Kissinger'in Ukrayna Barış Çözümü Makul Görünebilir Ama Aslında Gerçek Dışı

ABD'nin Ulusal Güvenlik Stratejisi Kissinger'in vizyonuyla uyumludur.

Eski ABD Dışişleri Bakanı Henry Kissinger, Rusya'nın nükleer bir güç olarak dağılmasını istemediğini iddia etse de, kaçınılmaz olarak ülkenin istikrarsızlaşmasına, siyasi ve ekonomik zayıflamasına yol açacak derin bir siyasi krizin koşullarını yaratarak Vladimir Putin liderliğindeki bir Rusya'nın yenilgisini ve Rusya cumhurbaşkanının değiştirilmesini istiyor.
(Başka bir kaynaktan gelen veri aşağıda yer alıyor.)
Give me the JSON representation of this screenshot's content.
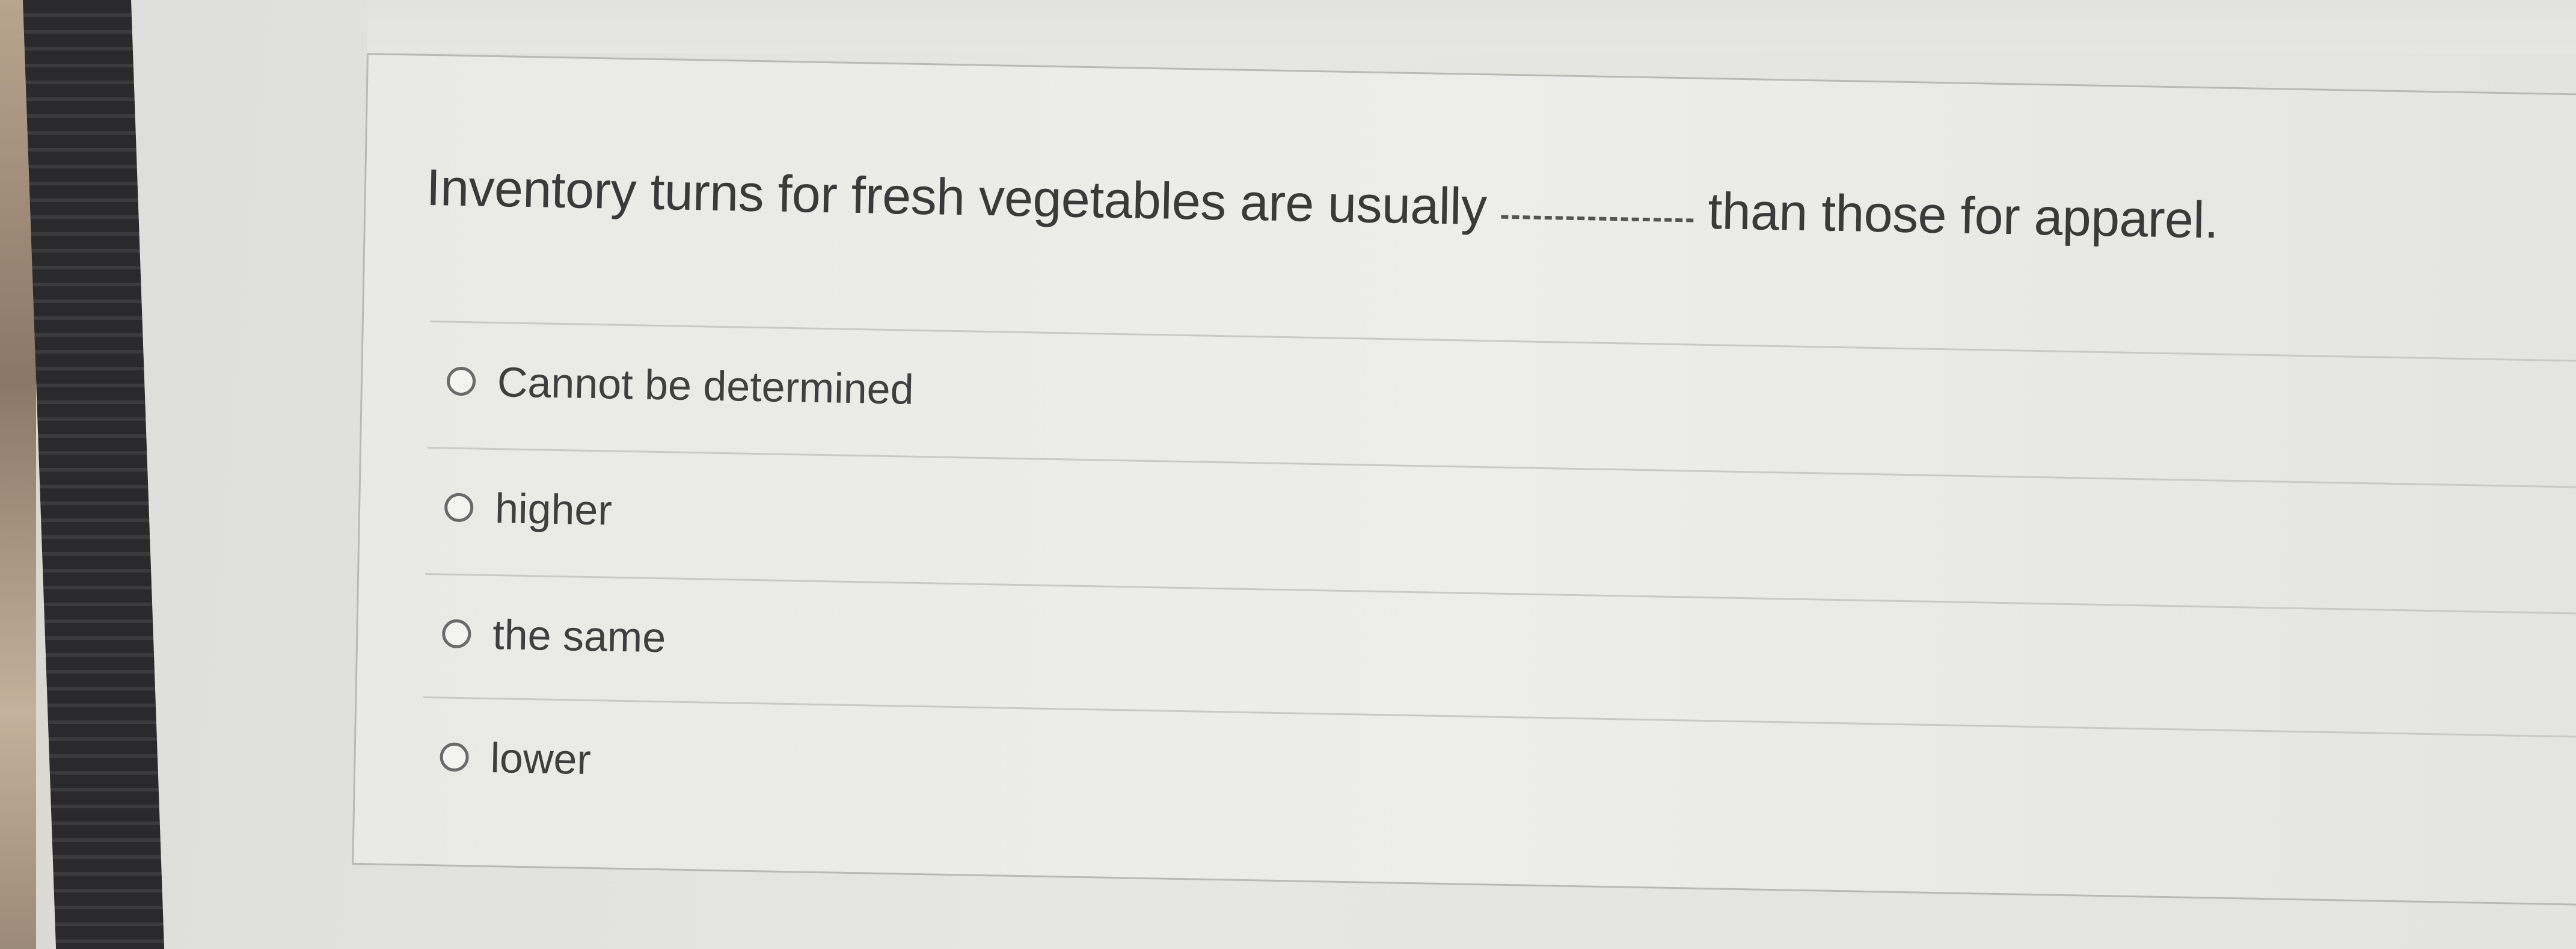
{
  "question": {
    "text_before": "Inventory turns for fresh vegetables are usually",
    "text_after": "than those for apparel."
  },
  "options": [
    {
      "label": "Cannot be determined",
      "selected": false
    },
    {
      "label": "higher",
      "selected": false
    },
    {
      "label": "the same",
      "selected": false
    },
    {
      "label": "lower",
      "selected": false
    }
  ]
}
İlk bakışta, Kissinger'in Ukrayna'daki savaşı durdurma, barış müzakerelerine başlama ve Rus devletini ve Rusya'nın Avrupa siyasetindeki rolünü koruma taahhüdünün makul bir uzlaşma olduğu ve Amerikalı yetkililerin radikal görüşlerine aykırı olduğu görülüyor. Spectator Dergisinde Kissinger, Ukrayna'daki çatışmaya hızlı ve barışçıl bir çözümün önemine dikkat çekerek, Rusya'yı nükleer bir güç olarak tamamen güçsüz kılma ve hatta birkaç devlete ayırma arzusunun dünyada anlaşılmaz oranlarda kaosa neden olabileceği konusunda uyardı.

Kissinger, ”Rusya'nın dağılması veya stratejik politika yeteneğinin yok edilmesi, 11 saat dilimini kapsayan bölgesini tartışmalı bir boşluğa dönüştürebilir" dedi.

Ayrıca Kissinger: “Rakip toplumlar anlaşmazlıklarını şiddet yoluyla çözmeye karar verebilir. Diğer ülkeler iddialarını zorla genişletmeye çalışabilir. Tüm bu tehlikeler, Rusya'yı dünyanın en büyük iki nükleer gücünden biri yapan binlerce nükleer silahın varlığıyla daha da kötüleşecek "dedi.

Dikkatli bir okuma, eski Amerikalı diplomatın makaleyi ABD'nin yeni Ulusal Güvenlik Stratejisine uygun olarak yazdığını gösteriyor. Stratejide, diğer şeylerin yanı sıra, ABD'nin Rus halkına karşı değil, Rusya'nın liderlerine karşı olduğu belirtiliyor.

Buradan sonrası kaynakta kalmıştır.